For this reason, detecting recent drops might only show a small portion of the full picture. What looks like an expansion for some species can be a mirage, the result of focusing on a narrow window of time, much like the wolf today.
For that reason, recent declines could be only a fragment of the overall trend. The observed expansion of some species may simply reflect a limited timeframe rather than true growth, a point echoed in the wolf’s current status.
The current expansion of the wolf
The researcher highlighted that listing the wolf as a specially protected species imposes strong limits on management measures and has met with pushback from some social actors. In this context, he urged an objective assessment of long-term trends and the wolf’s conservation status, beyond what has happened in recent years.
Compared with its historical footprint, today the area occupied by the wolf covers just over 30 percent of the historic range from the mid-1800s. In advocating for a long-term perspective, the idea is that the so-called recent expansion may largely offset the sharp decline the species has endured.

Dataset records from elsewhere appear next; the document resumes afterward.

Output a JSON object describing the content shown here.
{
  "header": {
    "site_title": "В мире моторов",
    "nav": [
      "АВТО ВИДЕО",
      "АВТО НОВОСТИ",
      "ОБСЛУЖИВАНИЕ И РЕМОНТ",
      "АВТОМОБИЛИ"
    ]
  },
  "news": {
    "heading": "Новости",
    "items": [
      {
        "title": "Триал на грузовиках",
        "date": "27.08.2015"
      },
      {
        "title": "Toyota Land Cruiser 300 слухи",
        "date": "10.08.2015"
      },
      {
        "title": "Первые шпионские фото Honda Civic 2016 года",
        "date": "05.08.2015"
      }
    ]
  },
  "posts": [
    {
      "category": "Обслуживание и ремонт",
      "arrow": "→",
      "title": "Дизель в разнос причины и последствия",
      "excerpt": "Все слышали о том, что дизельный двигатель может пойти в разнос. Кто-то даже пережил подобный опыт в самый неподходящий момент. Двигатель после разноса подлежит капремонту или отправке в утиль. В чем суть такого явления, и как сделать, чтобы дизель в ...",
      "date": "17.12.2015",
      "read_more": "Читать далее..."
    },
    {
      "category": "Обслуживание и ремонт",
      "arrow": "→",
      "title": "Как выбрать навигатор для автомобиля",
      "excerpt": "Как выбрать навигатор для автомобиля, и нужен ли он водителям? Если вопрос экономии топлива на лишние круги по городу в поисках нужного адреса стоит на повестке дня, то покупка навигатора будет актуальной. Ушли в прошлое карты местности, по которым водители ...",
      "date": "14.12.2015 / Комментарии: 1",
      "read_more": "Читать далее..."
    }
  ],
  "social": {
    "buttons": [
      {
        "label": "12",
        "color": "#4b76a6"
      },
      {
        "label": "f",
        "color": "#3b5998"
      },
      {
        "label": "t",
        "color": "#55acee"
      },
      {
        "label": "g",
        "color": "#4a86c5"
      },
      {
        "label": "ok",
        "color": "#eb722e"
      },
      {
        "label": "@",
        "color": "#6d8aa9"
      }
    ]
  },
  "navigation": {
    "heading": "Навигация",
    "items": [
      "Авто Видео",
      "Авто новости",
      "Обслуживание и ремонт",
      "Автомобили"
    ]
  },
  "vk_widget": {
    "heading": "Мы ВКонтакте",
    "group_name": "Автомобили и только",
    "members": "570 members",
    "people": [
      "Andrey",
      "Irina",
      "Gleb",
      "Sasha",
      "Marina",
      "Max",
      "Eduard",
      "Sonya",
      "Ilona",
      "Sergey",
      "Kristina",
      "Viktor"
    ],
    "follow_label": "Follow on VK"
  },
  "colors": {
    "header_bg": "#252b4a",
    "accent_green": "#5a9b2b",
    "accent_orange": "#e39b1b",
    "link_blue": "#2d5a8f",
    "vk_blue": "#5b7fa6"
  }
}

The recovery of the species and its ecological roles point toward a return to historical habitats outside the northwest Spanish region. This long view presents numerous challenges for human coexistence with wolves, especially in places where the species is no longer part of local memory.
The recently published study demonstrates how historical resources can inform current environmental understanding and management. Making productive use of these sources requires careful effort and the application of statistical methods to address knowledge gaps and biases in historical documents.
Stretching the horizon when assessing ecosystem status and the trends of the species that inhabit them can be worthwhile, according to Clavero.